Innanzitutto forniamo ai visitatori del blog i dati di chi per primo si è organizzato per contrastare il progetto di costruzione della centrale: il Comitato Civico No Centrale Colza Monterosi. Per comunicazioni e informazioni potete quindi contattare Paolo Del Vecchio o Antonella Cassanelli all’indirizzo email nocentralemonterosi@libero.it. Siamo in contatto sia con Paolo che con Antonella e su queste pagine troverete tutte le nuove iniziative.
Il nostro amico Maurizio Romanazzo, esperto di energie rinnovabili all’ENEA, ha informato il sindaco di Trevignano Massimo Luciani, il quale ha immediatamente contattato il sindaco di Monterosi e si è detto disponibile ad un incontro tempestivo con i sindaci dei comuni interessati agli effetti inquinanti della centrale.
Il presidente del Consorzio Lago di Bracciano, Rolando Luciani, ci ha chiamati per dirci che contatterà il commissario del Parco Naturale Bracciano – Martignano per organizzare a brevissimo un incontro tra i rappresentanti dei comuni del lago.
Il primo incontro informativo, organizzato grazie all’amica Teresa Fabbricotti, avrà luogo lunedì sera (28 marzo), alle 21:00 presso l’ufficio di Alleanza Democratica di Trevignano Romano in via IV novembre 66 (la via principale che da piazza del Comune va verso Bracciano). Tutti gli interessati sono ovviamente invitati a partecipare.
Tra i nuovi elementi emersi in questi giorni citiamo innanzitutto il limite di 1MW imposto dal piano energetico della Provincia di Viterbo. Pare infatti che Viterbo sia una delle pochissime regioni italiane ad essersi dotata di un proprio piano energetico provinciale che – almeno sulla carta – dovrebbe essere prioritario rispetto a quelli regionali e nazionali. Ciò significa che la concessione per la realizzazione della centrale di 3MW di Monterosi sarebbe di fatto contro la normativa vigente, superando del 200% il limite massimo.
Altro elemento – piuttosto preoccupante – riguarda la ditta incaricata della costruzione e della gestione della centrale di Monterosi. La Quasar Energy srl (con sede in Via Filippo Corridoni 15, 00195 Roma – Tel. 06 90405209) sarebbe stata costitutita il giorno DOPO la prima delibera del Comune di Monterosi.

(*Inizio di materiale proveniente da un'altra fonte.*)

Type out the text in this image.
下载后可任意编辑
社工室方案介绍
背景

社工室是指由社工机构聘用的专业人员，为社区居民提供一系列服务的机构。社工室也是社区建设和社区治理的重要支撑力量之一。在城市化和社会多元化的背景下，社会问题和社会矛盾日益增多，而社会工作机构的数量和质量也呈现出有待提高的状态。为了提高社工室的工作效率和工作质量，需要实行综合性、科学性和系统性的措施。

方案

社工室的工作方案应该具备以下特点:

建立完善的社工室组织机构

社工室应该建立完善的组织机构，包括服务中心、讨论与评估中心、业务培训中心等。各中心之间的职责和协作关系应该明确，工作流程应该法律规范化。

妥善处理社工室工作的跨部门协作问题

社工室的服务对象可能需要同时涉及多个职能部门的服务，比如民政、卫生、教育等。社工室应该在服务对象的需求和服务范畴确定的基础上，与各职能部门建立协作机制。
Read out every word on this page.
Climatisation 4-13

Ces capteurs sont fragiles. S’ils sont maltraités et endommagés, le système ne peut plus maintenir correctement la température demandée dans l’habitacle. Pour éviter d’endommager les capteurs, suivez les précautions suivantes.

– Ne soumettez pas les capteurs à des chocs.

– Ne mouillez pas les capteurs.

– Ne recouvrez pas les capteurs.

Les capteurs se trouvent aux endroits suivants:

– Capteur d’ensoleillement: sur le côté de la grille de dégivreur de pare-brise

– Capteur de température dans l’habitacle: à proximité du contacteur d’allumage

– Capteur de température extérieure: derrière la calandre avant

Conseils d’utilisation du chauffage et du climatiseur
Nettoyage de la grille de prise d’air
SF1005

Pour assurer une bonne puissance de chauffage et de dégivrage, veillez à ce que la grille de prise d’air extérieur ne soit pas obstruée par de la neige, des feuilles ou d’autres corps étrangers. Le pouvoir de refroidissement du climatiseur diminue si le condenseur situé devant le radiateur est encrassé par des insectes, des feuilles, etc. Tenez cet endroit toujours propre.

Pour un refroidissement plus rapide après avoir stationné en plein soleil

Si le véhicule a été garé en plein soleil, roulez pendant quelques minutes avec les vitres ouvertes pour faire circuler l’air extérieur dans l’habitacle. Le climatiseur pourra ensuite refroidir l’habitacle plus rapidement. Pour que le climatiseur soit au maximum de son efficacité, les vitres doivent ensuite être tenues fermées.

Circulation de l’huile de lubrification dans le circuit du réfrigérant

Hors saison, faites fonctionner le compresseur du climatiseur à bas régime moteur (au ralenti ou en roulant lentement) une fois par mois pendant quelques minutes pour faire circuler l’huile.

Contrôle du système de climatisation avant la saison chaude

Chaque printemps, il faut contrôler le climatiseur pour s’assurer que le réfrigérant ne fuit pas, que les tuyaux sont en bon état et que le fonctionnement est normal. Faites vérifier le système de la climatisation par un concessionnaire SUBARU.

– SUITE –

Non ci sono quindi elementi per sapere quali siano le reali competenze della Quasar Energy nel settore specifico, ma di certo non si tratta di una ditta consolidata e il fatto che si sia costituita a delibera avvenuta non è certo un segno che deponga a favore di trasparenza e irreprensibilità. Tra l’altro la Quasar Energy ha dimostrato di non gradire affatto alcun tipo di critica riguardo la centrale, poiché ha inviato una lettera di diffida al Comitato Civico No Centrale Colza Monterosi riguardo i volantini informativi prodotti, che secondo la Quasar conterrebbero informazioni e illazioni “false e tendenziose”.
Grazie ad Alessandro Bondi, esperto di tematiche ambientali della Federazione della Sinistra alla Regione Lazio, siamo infine riusciti ad ottenere le copie delle delibere del Comune di Monterosi, che potete scaricare e consultare dai link qui in basso. Da notare il titolo fuorviante della prima delibera: Concessione uso quindicinale terreno per collocazione impianto produzione energie alternative pulite. A parte l’errore grammaticale (quindicinale invece di quindicennale), definire una centrale a olio di colza un impianto che produce energie pulite è veramente ridicolo al limite della provocazione.
Vediamoci quindi lunedì sera a Trevignano e da lì speriamo di coalizzarci al meglio per fermare l’assurdo progetto di questa centrale.
Documenti:
Fonte: http://www.trevignanoromano.info/2011/03/primo-incontro-per-discutere-sulla-centrale/
abito nella zona dell’eventuale sito della centrale, e conosco la situazione dei venti predominanti di questo posto, e tenevo a precisare che non sono solo i comuni di monterosi, nepi e trevignano ad essere interessati ma c’è anche campagnano di roma in quanto, in questo periodo iniziano a soffiare i venti da ponente e cioè dal mare, che investirebbe tutta la zona di campagnano che dista in linea d’aria pochissimi chilometri.